Senior Procurement Leader, Global Technology Company
That recognition from the CPO of a globally recognised technology company, speaks to what the Rosti Asia team built over the course of this program. Not just a manufacturing capability, but a relationship and a reputation.

Closing thoughts
The cassette program started in January 2025 with physical parts, no design data, and a requirement that most manufacturers would have declined. It ended with Rosti China achieving Start of Production in December 2025 and Rosti India following in February 2026, along with two qualified production sites and a design record that the customer did not have before.

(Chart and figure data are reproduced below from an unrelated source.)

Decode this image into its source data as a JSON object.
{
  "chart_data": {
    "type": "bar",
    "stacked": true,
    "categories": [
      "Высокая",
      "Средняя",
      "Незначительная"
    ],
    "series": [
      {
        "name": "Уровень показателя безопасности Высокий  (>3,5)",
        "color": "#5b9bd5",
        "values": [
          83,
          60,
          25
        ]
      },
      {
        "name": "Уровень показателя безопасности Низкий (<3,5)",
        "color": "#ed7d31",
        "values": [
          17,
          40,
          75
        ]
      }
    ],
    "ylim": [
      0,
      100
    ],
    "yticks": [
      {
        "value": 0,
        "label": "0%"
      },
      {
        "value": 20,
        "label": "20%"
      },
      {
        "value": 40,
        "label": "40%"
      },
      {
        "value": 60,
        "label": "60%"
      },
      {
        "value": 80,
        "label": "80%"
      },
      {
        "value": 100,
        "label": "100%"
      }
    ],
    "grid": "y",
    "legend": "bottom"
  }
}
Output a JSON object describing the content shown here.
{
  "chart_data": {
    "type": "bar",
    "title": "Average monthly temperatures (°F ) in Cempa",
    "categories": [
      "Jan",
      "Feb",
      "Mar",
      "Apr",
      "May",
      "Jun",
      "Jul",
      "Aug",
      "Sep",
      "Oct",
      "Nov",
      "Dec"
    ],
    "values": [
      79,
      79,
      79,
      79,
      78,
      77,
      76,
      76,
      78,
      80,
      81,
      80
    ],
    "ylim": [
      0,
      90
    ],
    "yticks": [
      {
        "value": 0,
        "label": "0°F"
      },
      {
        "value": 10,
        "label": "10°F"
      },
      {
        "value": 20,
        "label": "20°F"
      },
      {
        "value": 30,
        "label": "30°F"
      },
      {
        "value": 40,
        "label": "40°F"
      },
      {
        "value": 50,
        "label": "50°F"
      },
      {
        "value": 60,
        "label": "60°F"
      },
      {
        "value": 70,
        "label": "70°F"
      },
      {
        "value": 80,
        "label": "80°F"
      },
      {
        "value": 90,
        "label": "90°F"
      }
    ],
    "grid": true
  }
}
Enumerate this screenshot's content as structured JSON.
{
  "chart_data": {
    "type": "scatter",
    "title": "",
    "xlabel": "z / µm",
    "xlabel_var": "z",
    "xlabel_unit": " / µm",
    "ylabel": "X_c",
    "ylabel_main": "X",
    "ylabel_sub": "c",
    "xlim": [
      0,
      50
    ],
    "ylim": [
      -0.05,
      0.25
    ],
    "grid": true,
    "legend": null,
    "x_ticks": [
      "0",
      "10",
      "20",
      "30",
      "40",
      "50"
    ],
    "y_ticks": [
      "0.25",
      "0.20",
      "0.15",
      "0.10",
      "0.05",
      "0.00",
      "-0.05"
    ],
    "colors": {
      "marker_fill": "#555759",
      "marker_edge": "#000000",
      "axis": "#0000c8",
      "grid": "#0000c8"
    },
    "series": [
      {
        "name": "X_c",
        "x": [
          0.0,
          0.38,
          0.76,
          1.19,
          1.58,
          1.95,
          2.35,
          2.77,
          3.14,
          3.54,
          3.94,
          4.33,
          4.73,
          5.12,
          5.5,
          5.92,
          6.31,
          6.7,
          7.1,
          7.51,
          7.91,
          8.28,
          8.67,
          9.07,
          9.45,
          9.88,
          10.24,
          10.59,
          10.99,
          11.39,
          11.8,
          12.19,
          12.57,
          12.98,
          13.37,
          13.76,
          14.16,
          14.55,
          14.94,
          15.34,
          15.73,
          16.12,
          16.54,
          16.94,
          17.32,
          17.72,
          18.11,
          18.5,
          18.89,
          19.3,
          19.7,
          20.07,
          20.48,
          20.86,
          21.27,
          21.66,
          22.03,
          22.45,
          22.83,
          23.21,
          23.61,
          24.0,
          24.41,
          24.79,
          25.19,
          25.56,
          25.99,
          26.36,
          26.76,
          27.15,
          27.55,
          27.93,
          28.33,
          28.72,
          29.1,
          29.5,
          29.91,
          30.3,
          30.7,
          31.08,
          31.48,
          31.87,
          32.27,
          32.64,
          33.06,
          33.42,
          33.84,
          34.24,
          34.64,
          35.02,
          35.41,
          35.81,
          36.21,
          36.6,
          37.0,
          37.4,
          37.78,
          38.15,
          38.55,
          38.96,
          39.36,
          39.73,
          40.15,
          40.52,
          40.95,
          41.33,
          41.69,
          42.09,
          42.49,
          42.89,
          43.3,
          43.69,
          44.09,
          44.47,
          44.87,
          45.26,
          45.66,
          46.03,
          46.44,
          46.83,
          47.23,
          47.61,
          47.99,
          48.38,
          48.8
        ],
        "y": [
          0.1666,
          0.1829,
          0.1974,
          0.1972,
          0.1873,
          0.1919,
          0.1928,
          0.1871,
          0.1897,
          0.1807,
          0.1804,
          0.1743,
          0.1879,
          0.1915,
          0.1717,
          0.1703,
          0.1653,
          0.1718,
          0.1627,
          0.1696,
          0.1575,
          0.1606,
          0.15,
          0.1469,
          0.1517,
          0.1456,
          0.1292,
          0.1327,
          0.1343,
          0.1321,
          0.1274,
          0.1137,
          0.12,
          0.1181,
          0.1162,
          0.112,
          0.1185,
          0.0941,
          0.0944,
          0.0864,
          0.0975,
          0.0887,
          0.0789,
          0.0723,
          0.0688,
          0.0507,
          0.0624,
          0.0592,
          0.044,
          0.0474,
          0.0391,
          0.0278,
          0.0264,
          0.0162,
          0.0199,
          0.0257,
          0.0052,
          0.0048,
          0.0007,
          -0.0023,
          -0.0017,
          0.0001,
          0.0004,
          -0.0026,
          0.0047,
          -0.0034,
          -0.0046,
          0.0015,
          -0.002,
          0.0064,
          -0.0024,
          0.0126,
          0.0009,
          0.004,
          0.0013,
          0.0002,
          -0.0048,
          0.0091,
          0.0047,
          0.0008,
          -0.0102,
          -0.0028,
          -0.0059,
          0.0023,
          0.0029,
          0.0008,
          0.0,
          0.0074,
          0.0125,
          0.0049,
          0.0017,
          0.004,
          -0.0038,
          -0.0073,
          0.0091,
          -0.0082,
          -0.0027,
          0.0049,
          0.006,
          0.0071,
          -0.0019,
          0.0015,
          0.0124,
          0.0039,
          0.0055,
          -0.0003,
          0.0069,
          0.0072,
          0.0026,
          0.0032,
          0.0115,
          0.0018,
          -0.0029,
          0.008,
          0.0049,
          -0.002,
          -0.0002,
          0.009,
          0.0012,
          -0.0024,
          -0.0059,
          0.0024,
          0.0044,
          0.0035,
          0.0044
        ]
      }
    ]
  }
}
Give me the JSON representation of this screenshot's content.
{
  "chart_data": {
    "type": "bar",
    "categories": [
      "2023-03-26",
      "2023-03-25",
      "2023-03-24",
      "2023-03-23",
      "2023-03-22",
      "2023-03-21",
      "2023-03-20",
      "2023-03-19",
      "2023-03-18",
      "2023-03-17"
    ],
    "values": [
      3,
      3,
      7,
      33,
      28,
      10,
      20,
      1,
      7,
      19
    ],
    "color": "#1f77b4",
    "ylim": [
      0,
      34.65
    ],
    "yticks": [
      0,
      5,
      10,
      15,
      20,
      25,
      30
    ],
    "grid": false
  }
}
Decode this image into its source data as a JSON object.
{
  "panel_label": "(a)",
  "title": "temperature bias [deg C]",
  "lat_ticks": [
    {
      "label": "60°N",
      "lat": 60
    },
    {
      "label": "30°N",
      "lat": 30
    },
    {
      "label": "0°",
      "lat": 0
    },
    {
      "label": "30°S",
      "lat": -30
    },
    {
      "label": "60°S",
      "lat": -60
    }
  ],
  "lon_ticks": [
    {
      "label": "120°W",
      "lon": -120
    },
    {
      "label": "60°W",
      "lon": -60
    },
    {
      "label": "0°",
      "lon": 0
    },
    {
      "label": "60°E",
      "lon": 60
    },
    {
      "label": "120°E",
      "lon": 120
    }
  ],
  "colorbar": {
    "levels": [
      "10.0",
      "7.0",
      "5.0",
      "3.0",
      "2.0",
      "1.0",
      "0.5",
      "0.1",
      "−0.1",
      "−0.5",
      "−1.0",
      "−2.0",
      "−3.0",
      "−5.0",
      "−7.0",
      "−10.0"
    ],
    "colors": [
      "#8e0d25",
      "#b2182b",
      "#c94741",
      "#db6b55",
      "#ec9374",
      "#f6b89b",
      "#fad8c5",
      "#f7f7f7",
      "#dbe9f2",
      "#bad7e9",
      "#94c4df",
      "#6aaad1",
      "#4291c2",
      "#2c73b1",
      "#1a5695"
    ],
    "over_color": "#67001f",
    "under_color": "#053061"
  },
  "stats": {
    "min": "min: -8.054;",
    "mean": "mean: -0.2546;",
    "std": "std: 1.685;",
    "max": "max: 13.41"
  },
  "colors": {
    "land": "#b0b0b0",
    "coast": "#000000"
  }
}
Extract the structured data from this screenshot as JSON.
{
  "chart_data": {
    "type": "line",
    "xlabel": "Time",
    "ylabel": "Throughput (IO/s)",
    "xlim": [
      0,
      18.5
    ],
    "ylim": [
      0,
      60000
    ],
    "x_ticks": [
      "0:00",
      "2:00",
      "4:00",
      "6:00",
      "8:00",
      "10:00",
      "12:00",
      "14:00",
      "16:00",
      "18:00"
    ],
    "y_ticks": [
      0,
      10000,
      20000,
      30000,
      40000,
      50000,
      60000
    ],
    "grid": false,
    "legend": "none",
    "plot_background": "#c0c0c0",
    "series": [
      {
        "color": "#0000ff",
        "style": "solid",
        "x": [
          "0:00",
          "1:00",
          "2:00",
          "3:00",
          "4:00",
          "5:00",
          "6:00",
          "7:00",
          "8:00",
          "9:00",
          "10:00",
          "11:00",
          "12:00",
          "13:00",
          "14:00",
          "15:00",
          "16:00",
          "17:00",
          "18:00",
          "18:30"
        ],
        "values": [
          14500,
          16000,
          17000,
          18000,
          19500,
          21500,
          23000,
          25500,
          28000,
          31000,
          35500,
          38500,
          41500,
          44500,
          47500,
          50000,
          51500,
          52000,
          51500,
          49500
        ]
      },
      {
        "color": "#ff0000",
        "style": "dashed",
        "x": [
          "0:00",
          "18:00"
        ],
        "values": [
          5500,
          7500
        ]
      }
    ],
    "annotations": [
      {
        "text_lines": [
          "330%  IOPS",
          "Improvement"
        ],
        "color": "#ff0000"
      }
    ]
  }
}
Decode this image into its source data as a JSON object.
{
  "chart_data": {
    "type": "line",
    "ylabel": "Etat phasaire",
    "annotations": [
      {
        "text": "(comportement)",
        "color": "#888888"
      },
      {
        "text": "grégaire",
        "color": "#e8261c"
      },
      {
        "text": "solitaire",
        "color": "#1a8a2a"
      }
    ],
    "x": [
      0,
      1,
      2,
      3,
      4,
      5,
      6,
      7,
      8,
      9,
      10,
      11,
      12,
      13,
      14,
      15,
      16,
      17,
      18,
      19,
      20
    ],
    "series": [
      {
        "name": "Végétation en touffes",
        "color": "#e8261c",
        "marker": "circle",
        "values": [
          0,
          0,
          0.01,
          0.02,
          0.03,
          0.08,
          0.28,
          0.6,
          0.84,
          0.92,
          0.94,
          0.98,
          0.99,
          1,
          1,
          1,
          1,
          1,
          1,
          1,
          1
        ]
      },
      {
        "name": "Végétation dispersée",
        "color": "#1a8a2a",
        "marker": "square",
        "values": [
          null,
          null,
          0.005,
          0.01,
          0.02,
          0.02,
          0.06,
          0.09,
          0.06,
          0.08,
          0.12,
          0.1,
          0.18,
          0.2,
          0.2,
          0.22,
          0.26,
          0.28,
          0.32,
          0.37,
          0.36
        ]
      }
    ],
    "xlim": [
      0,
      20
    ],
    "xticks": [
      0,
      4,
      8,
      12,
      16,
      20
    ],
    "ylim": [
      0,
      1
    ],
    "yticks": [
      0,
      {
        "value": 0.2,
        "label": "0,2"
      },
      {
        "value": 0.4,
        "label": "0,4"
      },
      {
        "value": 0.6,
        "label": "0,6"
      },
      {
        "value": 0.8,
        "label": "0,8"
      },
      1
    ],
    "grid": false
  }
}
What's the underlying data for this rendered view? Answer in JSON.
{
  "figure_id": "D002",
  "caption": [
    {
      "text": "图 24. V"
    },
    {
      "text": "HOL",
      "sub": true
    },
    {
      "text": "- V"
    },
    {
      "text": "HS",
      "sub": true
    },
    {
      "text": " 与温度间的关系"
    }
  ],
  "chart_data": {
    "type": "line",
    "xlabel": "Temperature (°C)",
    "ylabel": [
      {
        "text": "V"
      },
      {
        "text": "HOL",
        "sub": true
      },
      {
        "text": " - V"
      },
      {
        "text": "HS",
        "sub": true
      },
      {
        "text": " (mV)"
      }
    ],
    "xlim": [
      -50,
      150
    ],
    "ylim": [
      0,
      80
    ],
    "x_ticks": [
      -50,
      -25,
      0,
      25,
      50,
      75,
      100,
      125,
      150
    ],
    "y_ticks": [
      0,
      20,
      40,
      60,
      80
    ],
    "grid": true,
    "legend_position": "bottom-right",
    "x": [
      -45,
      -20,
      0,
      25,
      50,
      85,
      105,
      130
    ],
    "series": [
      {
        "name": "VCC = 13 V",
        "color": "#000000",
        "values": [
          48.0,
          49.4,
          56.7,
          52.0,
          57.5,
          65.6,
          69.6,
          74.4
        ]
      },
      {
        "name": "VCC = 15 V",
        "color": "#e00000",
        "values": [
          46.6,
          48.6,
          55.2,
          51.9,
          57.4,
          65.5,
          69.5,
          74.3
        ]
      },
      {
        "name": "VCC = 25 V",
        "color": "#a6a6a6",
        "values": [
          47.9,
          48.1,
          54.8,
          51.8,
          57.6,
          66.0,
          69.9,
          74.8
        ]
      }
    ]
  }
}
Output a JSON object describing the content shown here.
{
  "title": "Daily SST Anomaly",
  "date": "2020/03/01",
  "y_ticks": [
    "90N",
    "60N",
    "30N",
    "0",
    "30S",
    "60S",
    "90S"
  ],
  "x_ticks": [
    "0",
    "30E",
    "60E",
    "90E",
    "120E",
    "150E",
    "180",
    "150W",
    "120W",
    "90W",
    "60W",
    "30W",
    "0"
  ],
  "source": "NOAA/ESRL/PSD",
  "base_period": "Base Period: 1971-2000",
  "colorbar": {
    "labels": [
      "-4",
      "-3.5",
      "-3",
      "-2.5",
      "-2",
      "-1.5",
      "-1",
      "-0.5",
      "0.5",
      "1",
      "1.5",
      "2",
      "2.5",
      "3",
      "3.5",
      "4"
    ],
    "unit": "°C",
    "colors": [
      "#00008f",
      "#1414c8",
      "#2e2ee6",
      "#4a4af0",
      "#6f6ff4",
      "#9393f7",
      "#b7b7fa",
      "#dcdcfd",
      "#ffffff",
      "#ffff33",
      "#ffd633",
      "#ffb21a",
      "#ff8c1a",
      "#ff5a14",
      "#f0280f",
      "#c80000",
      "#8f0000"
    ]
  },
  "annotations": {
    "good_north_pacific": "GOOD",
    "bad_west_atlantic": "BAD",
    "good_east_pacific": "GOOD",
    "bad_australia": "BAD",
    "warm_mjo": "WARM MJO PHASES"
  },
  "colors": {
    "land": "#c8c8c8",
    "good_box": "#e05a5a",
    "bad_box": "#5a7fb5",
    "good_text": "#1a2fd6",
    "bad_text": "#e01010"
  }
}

The team that delivered this deserves to be named. Tony Shen, who led the program from Suzhou with the precision and composure the complexity demanded. T.K. Purushothaman, Managing Director of Rosti India, whose leadership in establishing the Chennai facility created the platform on which the India qualification was built and who brought a new factory and a new team to life under conditions that would have tested the most experienced operation. The new Rosti India team in Chennai, who qualified a live customer program in a factory they were simultaneously building on their first program, from a standing start. The local customer project teams in China and India, who worked side by side with Rosti at every stage and never let the difficulty of the program become a reason to slow down. And from the global team – David Orr, Global Program Director; Roseann Wilson, Global Account Director, whose leadership and genuine partnership throughout made the impossible achievable.
At Rosti, we say that if we are not improving your design, we are not adding value. On this next-generation self-service banking terminal, we improved the design, reverse engineered the original specification, stood up a new factory mid-program, and delivered on time across two countries.